If Smith had punched Rock, the ”violence” criticism might have carried more weight. In the circumstances, an open-handed slap made the point. (In previous centuries, it would have been with a glove). And yes, Jada Pinkett Smith herself could have got up and tried to explain to hundreds of millions of viewers why she looks the way she does, and why Rock’s “joke” wasn’t all that funny. But she shouldn’t have had that sprung upon her, in conditions where any verbal explanation would almost certainly have been self-defeating.

“Hey, it was just a joke” is the standard escape route for people who abuse others on the basis of their appearance or racial/sexual identity.

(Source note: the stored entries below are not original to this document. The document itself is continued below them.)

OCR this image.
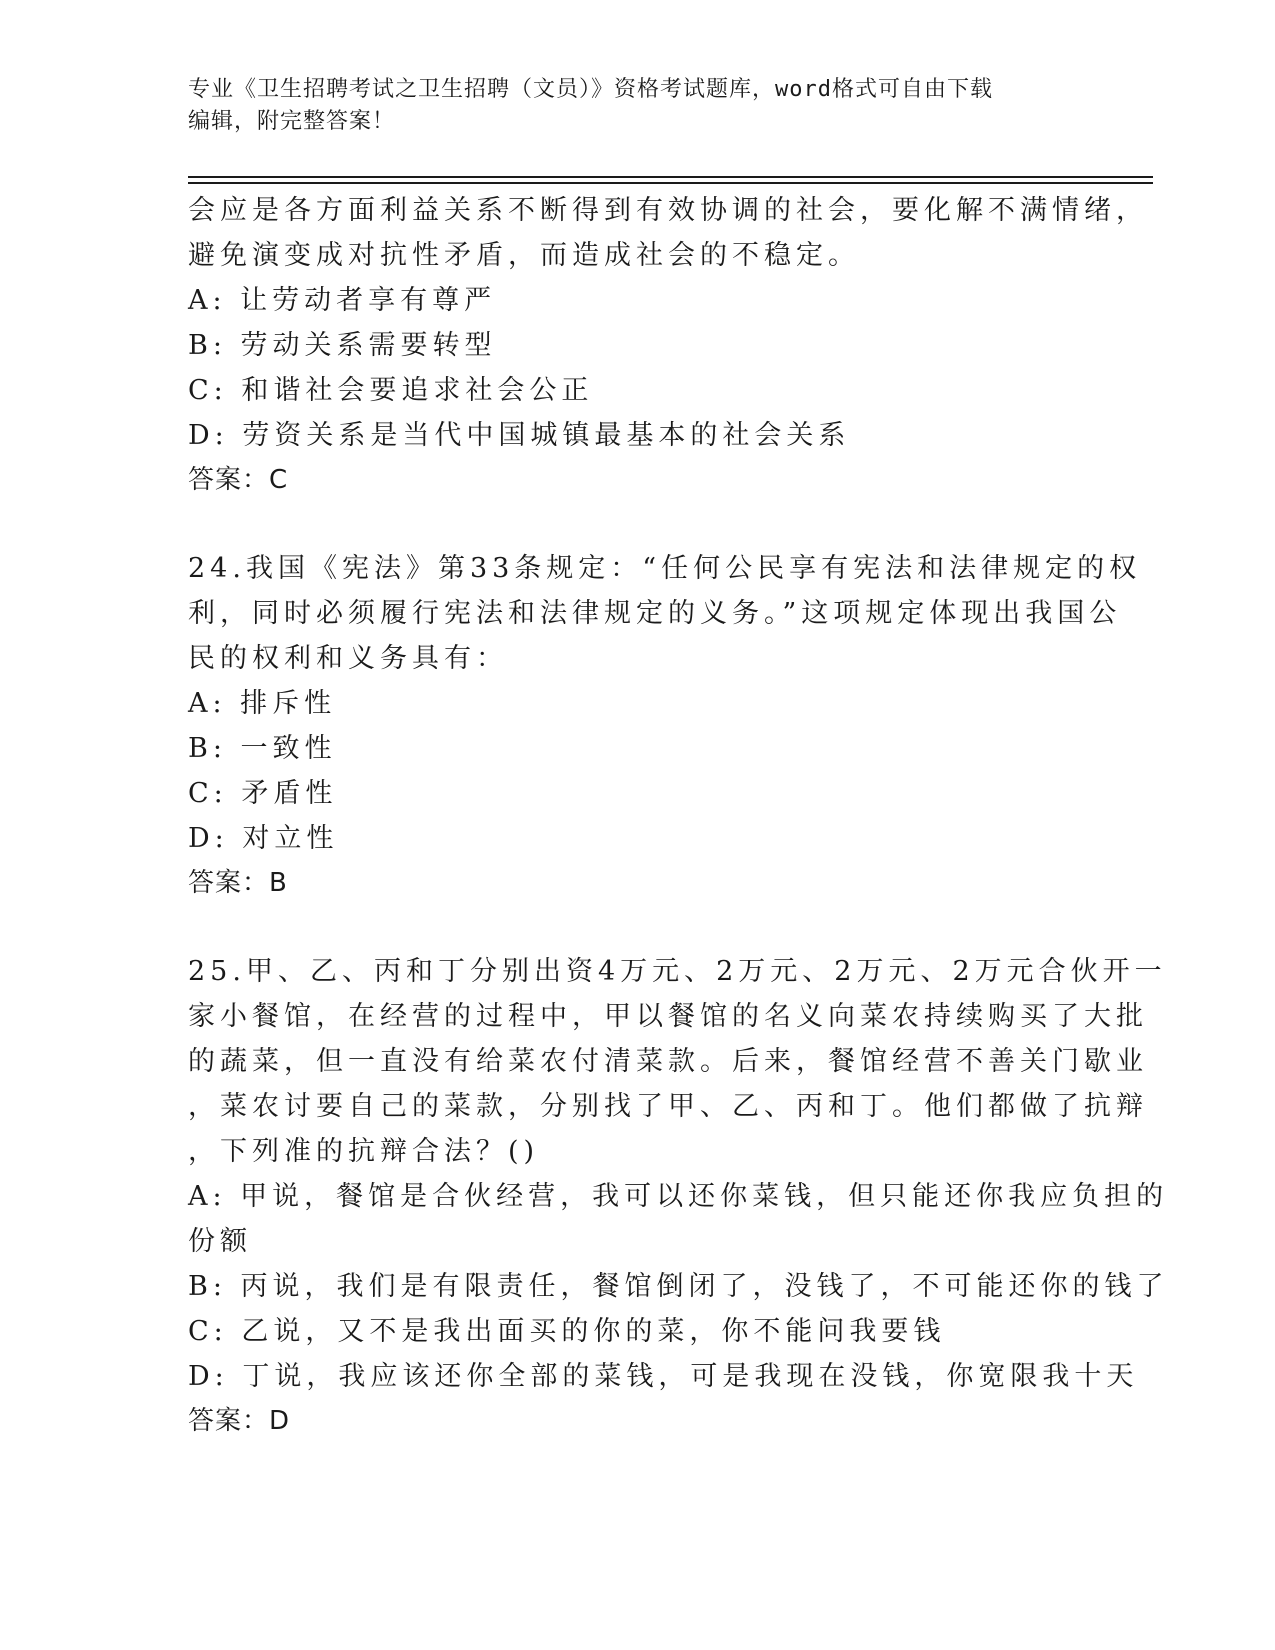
专业《卫生招聘考试之卫生招聘（文员）》资格考试题库，word格式可自由下载
编辑，附完整答案！
会应是各方面利益关系不断得到有效协调的社会，要化解不满情绪，
避免演变成对抗性矛盾，而造成社会的不稳定。
A: 让劳动者享有尊严
B: 劳动关系需要转型
C: 和谐社会要追求社会公正
D: 劳资关系是当代中国城镇最基本的社会关系
答案：C
24.我国《宪法》第33条规定：“任何公民享有宪法和法律规定的权
利，同时必须履行宪法和法律规定的义务。”这项规定体现出我国公
民的权利和义务具有：
A: 排斥性
B: 一致性
C: 矛盾性
D: 对立性
答案：B
25.甲、乙、丙和丁分别出资4万元、2万元、2万元、2万元合伙开一
家小餐馆，在经营的过程中，甲以餐馆的名义向菜农持续购买了大批
的蔬菜，但一直没有给菜农付清菜款。后来，餐馆经营不善关门歇业
，菜农讨要自己的菜款，分别找了甲、乙、丙和丁。他们都做了抗辩
，下列准的抗辩合法？()
A: 甲说，餐馆是合伙经营，我可以还你菜钱，但只能还你我应负担的
份额
B: 丙说，我们是有限责任，餐馆倒闭了，没钱了，不可能还你的钱了
C: 乙说，又不是我出面买的你的菜，你不能问我要钱
D: 丁说，我应该还你全部的菜钱，可是我现在没钱，你宽限我十天
答案：D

Will Smith may not be the world’s most likeable human being, but he wasn’t the major problem here. Chris Rock was.

Iran on the brink

The regime in Iran is an ugly form of theocracy that long ago betrayed the ideals of the 1979 revolution. Yet Iran’s treatment by the West continues to beggar belief. During the last fortnight Iran – after more than 40 years of waiting – finally got compensation from Britain for the money paid by the Shah in the late 1970s, for 1,500 Chieftain tanks and 250 armoured vehicles. Britain delivered only 185 tanks, and pocketed the rest of the money.

Eventually, Iran held hostage an Iranian/British citizen (Nazarin Zaghari Ratcliffe) for six years to force Britain to pay the debt that it owed, but which Britain refused to pay – apparently, because paying up and freeing Zaghari-Ratcliffe any earlier would have put Britain offside with US President Donald Trump. Trump had imposed harsh sanctions on Iran after he scrapped the 2015 nuclear agreement intended to limit Iran’s development of nuclear weapons.

Ah, those sanctions. Iran had kept to its side of the deal, but once again, it was cheated. Iran never received in return the trade access to Western markets that it had been promised. Instead it got hit with economic sanctions that (a) crippled its economy, and (b) pushed it into a dependence on China, which proved willing to buy some of Iran’s oil. For the past year in Vienna, the Biden administration has been negotiating through a third party to (more or less) reinstate the original terms of the 2015 nuclear deal.

Earlier this week, there were positive signs that a final deal is imminent. However, the Americans are now reportedly baulking at Iran’s demand that its Revolutionary Guards – which it regards as a national army – be removed from a sanctioned list of terrorist organisations. It also wants some guarantee from the US that this time if Iran makes concessions, the US won’t then turn around again, and welsh on its side of the deal.

The Iranian people deserve better treatment from the West. After all, fighters from Iran (and its ally Hizbollah) were a big reason why the terrorists of Islamic State were defeated and driven from their strongholds in Syria and in Iraq. Iran is also home to millions of Afghan refugees from the US war in Afghanistan.

More immediately, the global economy needs to see the price of oil come down. In the wake of the war in Ukraine, Europe is trying to wean itself off its dependency on Russia’s oil and natural gas. Having access to Iran’s oil and natural gas would speed that transition, and it would also bring about an immediate and significant reduction in the price of energy – not only in Europe, but everywhere else in the world, including New Zealand.

In timid compliance with the US sanctions on Iran, New Zealand has given up our strong and growing trade with Tehran ( worth $100 million plus annually) that we had developed for our farm produce – mainly in beef and dairy. If a deal is signed in Vienna, we could quickly reinstate that valuable trade, and achieve lower petrol prices to boot.

All it would require is that the US recognises that it owes Iran some concessions for keeping its side of the 2015 nuclear deal, some gratitude for the joint victory over Islamic State, and some need to compensate ordinary Iranians for the serious harms done to them by the Trump era of sanctions.

To repeat: besides the harms done to ordinary citizens, all that Trump’s policies managed to accomplish was to turn Iran into a platform for China’s ambitions in the Middle East. Right now, New Zealand should be doing its best to convince the Americans that we all have a stake in getting this deal in Vienna signed, sealed and delivered.